2014 yılında 44 kişinin hayatını kaybettiği sokak çağrısı fitilini ateşleyerek ABD'nin tekliflerine ikna olduğunu açıkça göstermişti. Demokrasi tarihine "rezalet" olarak kaydedilecek anlar!
***
Bizlerin gündemi ise 31 Mart seçimlerinin ardından işbaşı yapan kimi belediye başkanlarının ilk icraatları.
Dünün konusu, CHP'li belediyelerin başlattığı, tabelalara
Türkiye Cumhuriyeti (T.C.) ibaresi eklenmesi kampanyasıydı.
Uygulama hakkındaki görüşleri sorulunca "T.C'yi çok seviyorum" yanıtını veren
Ekrem İmamoğlu da tartışmaya dahil oldu.
CHP'nin tabela kampanyasını izleyen vatandaşlar olarak ister istemez
ülkede başka bir devlete bağlı gibi çalışan belediyeler mi var diye soruyoruz.
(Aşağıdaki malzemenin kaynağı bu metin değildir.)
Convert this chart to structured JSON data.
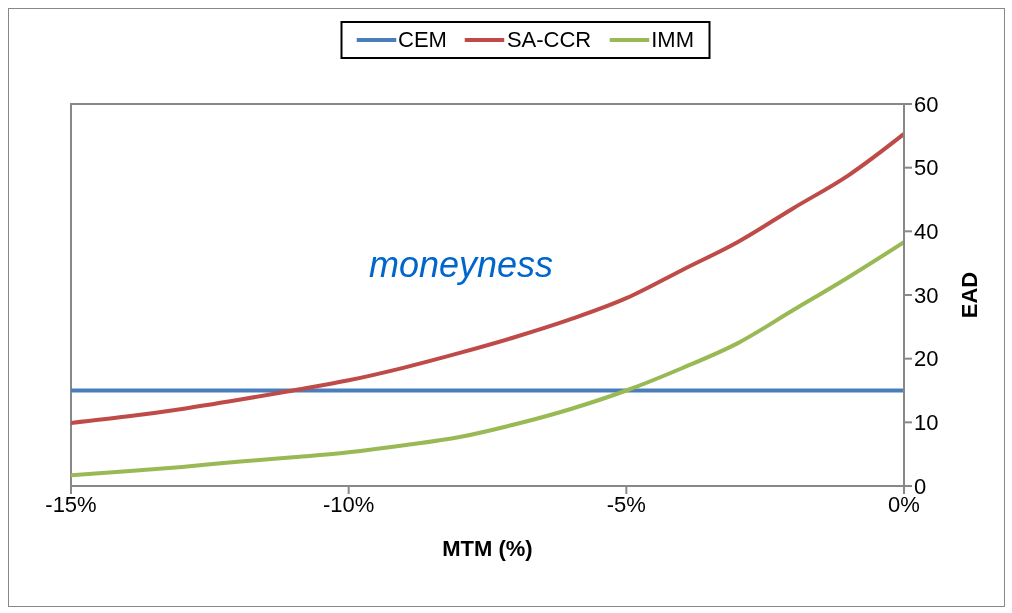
{
  "chart_data": {
    "type": "line",
    "xlabel": "MTM (%)",
    "ylabel": "EAD",
    "x": [
      -15,
      -14,
      -13,
      -12,
      -11,
      -10,
      -9,
      -8,
      -7,
      -6,
      -5,
      -4,
      -3,
      -2,
      -1,
      0
    ],
    "series": [
      {
        "name": "CEM",
        "color": "#4a7ebb",
        "values": [
          15,
          15,
          15,
          15,
          15,
          15,
          15,
          15,
          15,
          15,
          15,
          15,
          15,
          15,
          15,
          15
        ]
      },
      {
        "name": "SA-CCR",
        "color": "#be4b48",
        "values": [
          9.9,
          10.9,
          12.1,
          13.5,
          15,
          16.6,
          18.6,
          20.9,
          23.4,
          26.2,
          29.5,
          33.9,
          38.3,
          43.6,
          48.8,
          55.3
        ]
      },
      {
        "name": "IMM",
        "color": "#98b954",
        "values": [
          1.7,
          2.3,
          3,
          3.8,
          4.5,
          5.3,
          6.4,
          7.7,
          9.7,
          12.1,
          15,
          18.5,
          22.4,
          27.6,
          32.8,
          38.3
        ]
      }
    ],
    "xlim": [
      -15,
      0
    ],
    "xticks": [
      {
        "value": -15,
        "label": "-15%"
      },
      {
        "value": -10,
        "label": "-10%"
      },
      {
        "value": -5,
        "label": "-5%"
      },
      {
        "value": 0,
        "label": "0%"
      }
    ],
    "ylim": [
      0,
      60
    ],
    "yticks": [
      0,
      10,
      20,
      30,
      40,
      50,
      60
    ],
    "annotations": [
      "moneyness"
    ],
    "grid": false,
    "legend": "top",
    "marker": "none",
    "line_style": "solid"
  }
}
Peki,
Türkiye Cumhuriyeti'ni hedef alan ABD destekli bölücü unsurlara kök söktüren
AK Parti iktidarıyla ya da
MHP ile milliyetçilik yarıştıracak halleri olmadığına göre o halde kime sesleniyor olabilirler?
Sanırım aynı şeyi düşünüyoruz. Olsa olsa hedeflerinde
"T.C.'ye savaş açtıklarını" açıklayan PKK'nın siyasi kanadı HDP Belediyeleri falan olabilir.
Zira biliyorsunuz, PKK'nın terör eylemlerine kapısında
"resmi hizmete mahsustur" yazılı araçlarıyla destek veren pek çok HDP'li Belediyeye kayyum atanmıştı.
Sırtını siyaset yaptıkları ülkenin devletine değil
, dışarıya, YPGPKK'ya dayadıklarını açıkça söyleyen HDP'li belediyelerin tabelaları da malumunuz.
***
Haklısınız ne kadar iyi niyetli olursak olalım bu sicilini inkâr etmeyen HDP'nin CHP listelerinden Belediye yönetimlerine girdiği gerçeğini unutturmuyor.
Çünkü bu durumda
T.C.'nin meşruiyetini tanımadığını ifade edenlerin en yoğun
olduğu yönetimler, yine T.C. tabelası asılan
belediyelerde etkin olacak.
Gel de işin içinden çık şimdi!
Tacizle suçlanan futbolcu "Atatürkçüyüm" diye savunma yapıyor... Eşini döven spiker mahkemede "Atatürkçüyüm" diyor. Takımı yönetmeyen kulüp başkanı stadyumuna Atatürk ismi koyarak eleştirilerden kurtulmaya çalışıyor...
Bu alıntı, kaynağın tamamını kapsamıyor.